Pub Date: Jan. 1st, 2005
ISBN: 0-312-32653-X
Publisher: St. Martin's

Impending fatherhood takes publishing executive Donatich into an exploratory thicket of thoughts, concerns, and ideas.

In fluid and easy-reading prose, even though the author wears his erudition on his sleeve with apt quotes from a panoply of writers, Donatich, in a purely subjective and self-interrogative way, expresses his thoughts on becoming a father. “The predicaments of manhood” become immediately clear when Donatich gets fired from his job just eight hours after his wife gives birth (he’s now the director of Yale University Press; she’s the literary agent Betsy Lerner). Donatich gathers that “fatherhood calls for indulgence and dependence as well as discipline and providing” and that “the new father must learn to position himself next to his child’s day-to-day life, instead of its iconic markers.” This awareness sends him back in thought to the world of his immigrant family and to his own youth of peculiarities and cultishness: “imperial, competitive, proud, territorial, politically incorrect. . . very much like a religion. The very qualities that embarrassed me as a kid now seem a privilege.” Nothing here is mawkish, though, and Donatich is as hard on his upbringing as he is on his presumptions to the demands of fatherhood: “more complex than uncertainty, less adventurous than dissidence, ambivalence is a mode of being contrary that has neither the credulity of rebellion nor the alibi of cynicism.” After the miscarriages and the breakdowns, he writes convincingly of striving to be the brick, the stabilizer, the heater in the basement whose cycles provide warmth.
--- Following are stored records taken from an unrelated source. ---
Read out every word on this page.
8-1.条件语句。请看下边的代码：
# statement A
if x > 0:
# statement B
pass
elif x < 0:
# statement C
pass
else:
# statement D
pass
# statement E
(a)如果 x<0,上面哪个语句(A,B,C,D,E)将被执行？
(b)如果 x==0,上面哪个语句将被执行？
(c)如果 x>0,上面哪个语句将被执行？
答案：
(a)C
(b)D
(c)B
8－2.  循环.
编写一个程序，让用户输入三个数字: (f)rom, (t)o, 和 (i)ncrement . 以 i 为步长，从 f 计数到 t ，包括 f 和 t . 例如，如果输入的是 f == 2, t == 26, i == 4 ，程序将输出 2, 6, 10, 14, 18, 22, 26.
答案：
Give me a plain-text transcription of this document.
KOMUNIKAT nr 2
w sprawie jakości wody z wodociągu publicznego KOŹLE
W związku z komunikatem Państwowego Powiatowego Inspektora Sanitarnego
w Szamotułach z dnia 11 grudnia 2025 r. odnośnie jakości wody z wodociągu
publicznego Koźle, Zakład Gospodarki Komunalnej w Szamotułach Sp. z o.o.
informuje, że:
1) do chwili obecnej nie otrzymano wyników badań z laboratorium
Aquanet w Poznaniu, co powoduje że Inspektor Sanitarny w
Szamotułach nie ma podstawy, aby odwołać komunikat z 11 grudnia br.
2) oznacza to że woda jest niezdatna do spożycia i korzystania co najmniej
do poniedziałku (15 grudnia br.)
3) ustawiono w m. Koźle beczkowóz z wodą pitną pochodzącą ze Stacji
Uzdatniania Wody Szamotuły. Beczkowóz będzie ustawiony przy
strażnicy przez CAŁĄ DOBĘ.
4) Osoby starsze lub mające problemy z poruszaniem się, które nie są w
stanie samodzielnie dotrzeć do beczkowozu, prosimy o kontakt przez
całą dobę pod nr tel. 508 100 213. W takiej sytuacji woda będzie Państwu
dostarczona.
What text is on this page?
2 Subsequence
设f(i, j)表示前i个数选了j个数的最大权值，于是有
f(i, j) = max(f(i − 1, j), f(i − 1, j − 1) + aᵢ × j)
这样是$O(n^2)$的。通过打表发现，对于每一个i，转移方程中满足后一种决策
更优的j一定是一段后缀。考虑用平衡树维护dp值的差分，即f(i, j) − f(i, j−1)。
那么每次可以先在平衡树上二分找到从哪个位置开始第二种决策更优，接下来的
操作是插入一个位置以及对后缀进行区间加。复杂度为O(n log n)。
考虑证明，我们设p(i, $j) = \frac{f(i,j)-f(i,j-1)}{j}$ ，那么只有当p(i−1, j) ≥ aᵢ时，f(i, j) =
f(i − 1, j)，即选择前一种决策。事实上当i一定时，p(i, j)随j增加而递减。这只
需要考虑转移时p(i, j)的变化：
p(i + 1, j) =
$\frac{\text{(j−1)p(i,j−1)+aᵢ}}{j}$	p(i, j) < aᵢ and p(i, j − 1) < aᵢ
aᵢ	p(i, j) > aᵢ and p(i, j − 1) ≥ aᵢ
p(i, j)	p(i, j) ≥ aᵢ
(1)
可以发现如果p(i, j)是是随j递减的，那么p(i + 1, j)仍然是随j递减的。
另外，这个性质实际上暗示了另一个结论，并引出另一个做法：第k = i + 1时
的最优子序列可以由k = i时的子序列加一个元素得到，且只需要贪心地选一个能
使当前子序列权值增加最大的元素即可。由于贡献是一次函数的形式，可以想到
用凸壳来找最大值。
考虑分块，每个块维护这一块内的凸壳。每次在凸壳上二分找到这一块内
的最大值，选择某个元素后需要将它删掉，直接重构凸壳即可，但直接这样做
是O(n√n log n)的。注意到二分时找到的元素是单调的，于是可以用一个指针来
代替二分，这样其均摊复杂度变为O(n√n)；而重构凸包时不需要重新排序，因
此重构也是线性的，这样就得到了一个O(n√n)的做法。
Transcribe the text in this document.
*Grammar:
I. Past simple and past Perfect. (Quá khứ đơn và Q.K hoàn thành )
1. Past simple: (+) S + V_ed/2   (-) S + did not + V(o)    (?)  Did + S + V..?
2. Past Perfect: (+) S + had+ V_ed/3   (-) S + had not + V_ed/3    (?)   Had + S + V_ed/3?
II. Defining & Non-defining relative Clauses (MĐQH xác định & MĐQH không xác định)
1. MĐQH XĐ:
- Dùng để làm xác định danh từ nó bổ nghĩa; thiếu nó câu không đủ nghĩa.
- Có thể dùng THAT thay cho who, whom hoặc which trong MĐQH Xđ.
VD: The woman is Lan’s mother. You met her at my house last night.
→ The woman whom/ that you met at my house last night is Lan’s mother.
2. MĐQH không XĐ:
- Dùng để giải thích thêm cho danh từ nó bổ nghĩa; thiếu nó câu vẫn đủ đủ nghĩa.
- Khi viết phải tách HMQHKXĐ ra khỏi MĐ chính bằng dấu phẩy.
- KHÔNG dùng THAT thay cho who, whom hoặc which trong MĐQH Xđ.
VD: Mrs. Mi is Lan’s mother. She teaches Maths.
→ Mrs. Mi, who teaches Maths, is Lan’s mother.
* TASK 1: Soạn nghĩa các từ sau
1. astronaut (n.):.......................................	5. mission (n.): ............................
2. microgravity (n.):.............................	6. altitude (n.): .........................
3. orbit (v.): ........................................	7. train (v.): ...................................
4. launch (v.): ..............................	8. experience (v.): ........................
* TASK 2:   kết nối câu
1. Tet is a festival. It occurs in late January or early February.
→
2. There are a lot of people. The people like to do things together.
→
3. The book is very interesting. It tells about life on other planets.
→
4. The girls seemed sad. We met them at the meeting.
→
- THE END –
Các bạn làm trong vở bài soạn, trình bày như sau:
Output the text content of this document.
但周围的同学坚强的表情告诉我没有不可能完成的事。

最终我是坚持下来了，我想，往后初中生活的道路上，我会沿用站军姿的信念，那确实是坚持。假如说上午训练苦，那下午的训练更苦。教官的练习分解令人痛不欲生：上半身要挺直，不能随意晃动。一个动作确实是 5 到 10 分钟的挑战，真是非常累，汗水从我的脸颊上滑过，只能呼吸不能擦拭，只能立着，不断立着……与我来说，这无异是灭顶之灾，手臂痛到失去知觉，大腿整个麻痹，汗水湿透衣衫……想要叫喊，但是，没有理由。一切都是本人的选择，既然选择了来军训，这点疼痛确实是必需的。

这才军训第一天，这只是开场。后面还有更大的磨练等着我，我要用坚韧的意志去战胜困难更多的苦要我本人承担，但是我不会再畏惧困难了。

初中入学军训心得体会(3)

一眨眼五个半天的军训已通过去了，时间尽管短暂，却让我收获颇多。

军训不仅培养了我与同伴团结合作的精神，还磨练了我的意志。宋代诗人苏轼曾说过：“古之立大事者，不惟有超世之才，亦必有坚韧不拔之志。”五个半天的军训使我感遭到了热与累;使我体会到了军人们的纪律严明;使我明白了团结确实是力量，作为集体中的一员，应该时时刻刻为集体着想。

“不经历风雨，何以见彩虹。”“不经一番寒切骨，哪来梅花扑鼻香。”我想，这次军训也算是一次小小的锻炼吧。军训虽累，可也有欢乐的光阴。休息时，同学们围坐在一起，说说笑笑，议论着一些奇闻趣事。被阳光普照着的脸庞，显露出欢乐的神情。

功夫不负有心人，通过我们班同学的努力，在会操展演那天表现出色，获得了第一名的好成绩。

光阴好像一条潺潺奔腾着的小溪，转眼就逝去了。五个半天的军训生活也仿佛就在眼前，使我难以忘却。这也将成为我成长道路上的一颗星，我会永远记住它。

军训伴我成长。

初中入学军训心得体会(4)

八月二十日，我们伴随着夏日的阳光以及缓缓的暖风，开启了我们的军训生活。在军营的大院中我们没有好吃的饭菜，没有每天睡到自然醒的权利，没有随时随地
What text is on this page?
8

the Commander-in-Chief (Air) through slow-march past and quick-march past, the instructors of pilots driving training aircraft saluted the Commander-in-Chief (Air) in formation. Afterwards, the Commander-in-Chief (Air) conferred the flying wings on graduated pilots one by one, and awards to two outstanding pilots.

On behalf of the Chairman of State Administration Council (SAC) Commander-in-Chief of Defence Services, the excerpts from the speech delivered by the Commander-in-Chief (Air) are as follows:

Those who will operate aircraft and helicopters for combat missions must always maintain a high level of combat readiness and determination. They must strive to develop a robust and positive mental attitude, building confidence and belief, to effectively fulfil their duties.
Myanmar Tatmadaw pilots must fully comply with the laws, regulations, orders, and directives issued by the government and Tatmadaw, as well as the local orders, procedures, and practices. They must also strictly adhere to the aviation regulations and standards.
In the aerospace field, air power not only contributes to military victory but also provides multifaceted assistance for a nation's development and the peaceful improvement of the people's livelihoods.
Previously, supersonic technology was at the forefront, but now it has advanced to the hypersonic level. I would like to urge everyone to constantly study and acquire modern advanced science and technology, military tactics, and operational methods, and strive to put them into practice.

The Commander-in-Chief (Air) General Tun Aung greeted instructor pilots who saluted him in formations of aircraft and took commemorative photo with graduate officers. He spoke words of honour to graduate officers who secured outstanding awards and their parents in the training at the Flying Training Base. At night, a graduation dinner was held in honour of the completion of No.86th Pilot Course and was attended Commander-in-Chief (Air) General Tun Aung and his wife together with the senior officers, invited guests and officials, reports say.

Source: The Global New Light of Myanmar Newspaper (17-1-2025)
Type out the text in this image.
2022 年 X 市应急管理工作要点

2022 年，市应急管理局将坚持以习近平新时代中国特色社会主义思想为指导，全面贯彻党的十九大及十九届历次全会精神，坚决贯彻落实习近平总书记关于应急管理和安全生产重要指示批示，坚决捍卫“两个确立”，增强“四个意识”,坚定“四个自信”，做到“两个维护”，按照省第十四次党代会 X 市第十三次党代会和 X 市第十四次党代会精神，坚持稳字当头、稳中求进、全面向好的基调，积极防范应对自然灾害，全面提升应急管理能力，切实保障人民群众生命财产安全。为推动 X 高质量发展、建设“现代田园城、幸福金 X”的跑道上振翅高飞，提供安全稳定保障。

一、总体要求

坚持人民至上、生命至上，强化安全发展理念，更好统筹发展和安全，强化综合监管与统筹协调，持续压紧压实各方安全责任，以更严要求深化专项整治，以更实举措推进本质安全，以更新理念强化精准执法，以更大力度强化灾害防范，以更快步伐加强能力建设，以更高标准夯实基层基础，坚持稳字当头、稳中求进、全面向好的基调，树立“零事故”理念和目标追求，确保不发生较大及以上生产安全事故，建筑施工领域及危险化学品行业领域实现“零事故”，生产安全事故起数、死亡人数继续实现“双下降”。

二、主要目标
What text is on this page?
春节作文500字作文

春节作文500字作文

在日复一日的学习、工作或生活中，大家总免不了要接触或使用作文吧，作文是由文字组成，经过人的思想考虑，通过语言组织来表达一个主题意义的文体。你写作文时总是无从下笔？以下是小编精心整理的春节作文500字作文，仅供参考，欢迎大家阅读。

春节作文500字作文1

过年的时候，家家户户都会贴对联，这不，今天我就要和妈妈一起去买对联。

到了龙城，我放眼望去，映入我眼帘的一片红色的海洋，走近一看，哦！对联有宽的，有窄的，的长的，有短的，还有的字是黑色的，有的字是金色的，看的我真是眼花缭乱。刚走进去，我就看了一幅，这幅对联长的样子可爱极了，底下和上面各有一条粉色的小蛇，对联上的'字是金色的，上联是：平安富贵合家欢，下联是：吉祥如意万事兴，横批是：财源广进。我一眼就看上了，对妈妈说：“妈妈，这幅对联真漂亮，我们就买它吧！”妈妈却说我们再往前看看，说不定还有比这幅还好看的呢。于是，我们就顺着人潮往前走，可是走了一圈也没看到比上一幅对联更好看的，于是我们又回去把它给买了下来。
Acceptance is bittersweet, “a deliberate tolerance for the dull ache of long-term loving.” But once he gets the first whiff of his daughter, all else but her becomes a moot point.

A father in the making who’s Spock-like as he hews to the intuitive, though the intuition is informed by Neruda and Emerson, Kirkegaard and Walter Benjamin, the tragicomic ironists of old Eastern Europe—and the sheer pleasure of Marvin Gaye.